4. Add a few slices of red and yellow peppers (we added half a pepper of each colour at this stage), half of the paprika, and one green chilli. Add the beans and 1/3 of the chilli powder. Cover with water, cover with a lid and cook for half an hour over medium heat, then another half an hour over low heat.
5. After the hour, drain and reserve the cooking liquid.
6. In the second quarter of oil, sauté the onions. Add salt, the second third of chilli powder and the flour and stir well. Simmer for 10 minutes, then put aside.
7. In the third quarter of oil, sauté the remaining two cloves of garlic, the remaining slices of peppers, the remaining paprika, the second chilli pepper and the remaining chilli powder for 15 minutes, then put aside.
8. Preheat oven to 100C.
9. Add the remaining oil to the bottom of a baking dish, then put half the onions, then half the peppers, then half the beans, and then repeat.
10. Cover with the reserved cooking liquid and sprinkle with coriander and mint.
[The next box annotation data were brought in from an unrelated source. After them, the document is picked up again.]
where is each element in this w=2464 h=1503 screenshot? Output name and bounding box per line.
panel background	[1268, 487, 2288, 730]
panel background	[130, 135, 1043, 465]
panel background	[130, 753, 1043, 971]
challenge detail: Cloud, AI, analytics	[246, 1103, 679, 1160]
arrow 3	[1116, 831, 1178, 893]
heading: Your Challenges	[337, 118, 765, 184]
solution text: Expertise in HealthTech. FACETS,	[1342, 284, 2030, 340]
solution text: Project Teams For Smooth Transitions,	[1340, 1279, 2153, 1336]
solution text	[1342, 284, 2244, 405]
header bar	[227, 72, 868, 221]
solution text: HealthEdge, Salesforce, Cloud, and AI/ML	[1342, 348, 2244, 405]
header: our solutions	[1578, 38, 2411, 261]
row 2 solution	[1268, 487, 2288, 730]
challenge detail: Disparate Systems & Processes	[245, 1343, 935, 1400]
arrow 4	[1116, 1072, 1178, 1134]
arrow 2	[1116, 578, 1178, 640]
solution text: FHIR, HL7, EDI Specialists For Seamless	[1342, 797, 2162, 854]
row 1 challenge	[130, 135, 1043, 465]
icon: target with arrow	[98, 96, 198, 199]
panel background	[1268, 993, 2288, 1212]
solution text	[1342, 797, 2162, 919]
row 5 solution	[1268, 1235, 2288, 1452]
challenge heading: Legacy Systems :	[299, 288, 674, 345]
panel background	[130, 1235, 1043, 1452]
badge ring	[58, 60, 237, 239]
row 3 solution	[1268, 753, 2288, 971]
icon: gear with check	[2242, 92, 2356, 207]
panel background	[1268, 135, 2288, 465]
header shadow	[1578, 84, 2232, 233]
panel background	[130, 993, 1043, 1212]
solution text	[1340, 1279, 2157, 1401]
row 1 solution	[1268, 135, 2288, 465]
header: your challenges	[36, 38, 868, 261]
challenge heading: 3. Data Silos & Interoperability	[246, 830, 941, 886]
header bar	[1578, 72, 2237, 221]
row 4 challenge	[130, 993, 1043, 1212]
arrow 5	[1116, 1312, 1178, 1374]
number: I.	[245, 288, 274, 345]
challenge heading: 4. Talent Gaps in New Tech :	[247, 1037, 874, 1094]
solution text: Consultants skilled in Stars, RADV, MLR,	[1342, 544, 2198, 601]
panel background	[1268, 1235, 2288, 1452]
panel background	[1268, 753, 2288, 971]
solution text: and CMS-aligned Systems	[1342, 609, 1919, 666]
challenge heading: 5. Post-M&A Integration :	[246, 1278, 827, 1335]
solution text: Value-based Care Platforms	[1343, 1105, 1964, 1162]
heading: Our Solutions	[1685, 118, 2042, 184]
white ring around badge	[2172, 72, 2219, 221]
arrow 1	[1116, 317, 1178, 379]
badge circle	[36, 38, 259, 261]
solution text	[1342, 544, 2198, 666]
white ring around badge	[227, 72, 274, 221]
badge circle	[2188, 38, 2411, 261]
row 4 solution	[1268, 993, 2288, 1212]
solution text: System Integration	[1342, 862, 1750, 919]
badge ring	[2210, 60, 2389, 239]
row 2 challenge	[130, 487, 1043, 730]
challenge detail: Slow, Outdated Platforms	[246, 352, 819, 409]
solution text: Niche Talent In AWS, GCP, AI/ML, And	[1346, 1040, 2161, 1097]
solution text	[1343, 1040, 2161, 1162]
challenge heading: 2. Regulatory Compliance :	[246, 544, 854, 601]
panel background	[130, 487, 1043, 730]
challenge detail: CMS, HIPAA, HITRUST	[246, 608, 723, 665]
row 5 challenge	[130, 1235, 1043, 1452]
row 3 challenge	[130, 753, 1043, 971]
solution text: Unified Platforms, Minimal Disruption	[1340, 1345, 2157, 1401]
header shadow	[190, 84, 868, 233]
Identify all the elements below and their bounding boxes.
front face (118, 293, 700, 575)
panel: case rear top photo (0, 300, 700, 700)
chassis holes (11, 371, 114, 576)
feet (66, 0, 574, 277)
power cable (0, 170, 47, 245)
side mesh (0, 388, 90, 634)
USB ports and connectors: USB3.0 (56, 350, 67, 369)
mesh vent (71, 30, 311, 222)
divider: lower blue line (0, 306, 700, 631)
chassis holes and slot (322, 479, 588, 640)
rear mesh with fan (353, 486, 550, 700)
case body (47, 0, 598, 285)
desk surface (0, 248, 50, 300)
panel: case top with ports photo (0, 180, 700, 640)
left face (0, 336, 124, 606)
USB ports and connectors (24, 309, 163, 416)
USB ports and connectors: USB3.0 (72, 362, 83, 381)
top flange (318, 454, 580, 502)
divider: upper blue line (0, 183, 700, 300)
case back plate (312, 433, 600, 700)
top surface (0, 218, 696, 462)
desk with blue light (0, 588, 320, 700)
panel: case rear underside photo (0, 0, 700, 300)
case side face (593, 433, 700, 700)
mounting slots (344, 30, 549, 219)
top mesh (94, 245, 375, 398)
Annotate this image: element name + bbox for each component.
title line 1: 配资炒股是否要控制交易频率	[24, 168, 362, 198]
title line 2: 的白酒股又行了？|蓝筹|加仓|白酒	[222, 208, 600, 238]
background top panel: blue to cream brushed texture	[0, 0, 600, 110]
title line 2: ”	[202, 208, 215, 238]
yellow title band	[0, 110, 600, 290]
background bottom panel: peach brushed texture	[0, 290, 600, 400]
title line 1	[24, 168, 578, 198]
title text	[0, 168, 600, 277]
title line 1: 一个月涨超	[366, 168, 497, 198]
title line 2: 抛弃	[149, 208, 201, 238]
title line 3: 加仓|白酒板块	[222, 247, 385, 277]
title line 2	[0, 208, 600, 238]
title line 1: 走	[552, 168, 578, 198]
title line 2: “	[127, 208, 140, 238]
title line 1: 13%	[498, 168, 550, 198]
Cover with tinfoil and bake for 3 hours.
Serves 4

1000a Cooking beans compressed

1001a Cooking onions compressed

1002a Cooking onions compressed

1003a Cooking peppers compressed

1004a Three layers compressed

1005a Uncooked beans compressed

1006a Uncooked tavche gravche compressed

1007 Tavche gravche

1008 Tavche gravche and toast

We were divided on these: Ash liked them, but whilst Miranda didn’t actively dislike them, she found them a bit bland, and too oniony. We served them with some toasted sourdough which made for a meal that was entirely pleasant, but not really substantial or interesting enough for us for a main meal, even midweek. Most significant, though, was the sheer amount of time required to prepare them: six hours of soaking beans, followed by the preparations of the three different layers, and then another three hours of cooking time in the oven. Almost to a fault, we don’t use processed or pre-packaged ingredients – but we have to admit that if we want beans on toast in the future, 90 seconds in the microwave for a tin of Heinz (other brands of baked beans are available) will be what we choose!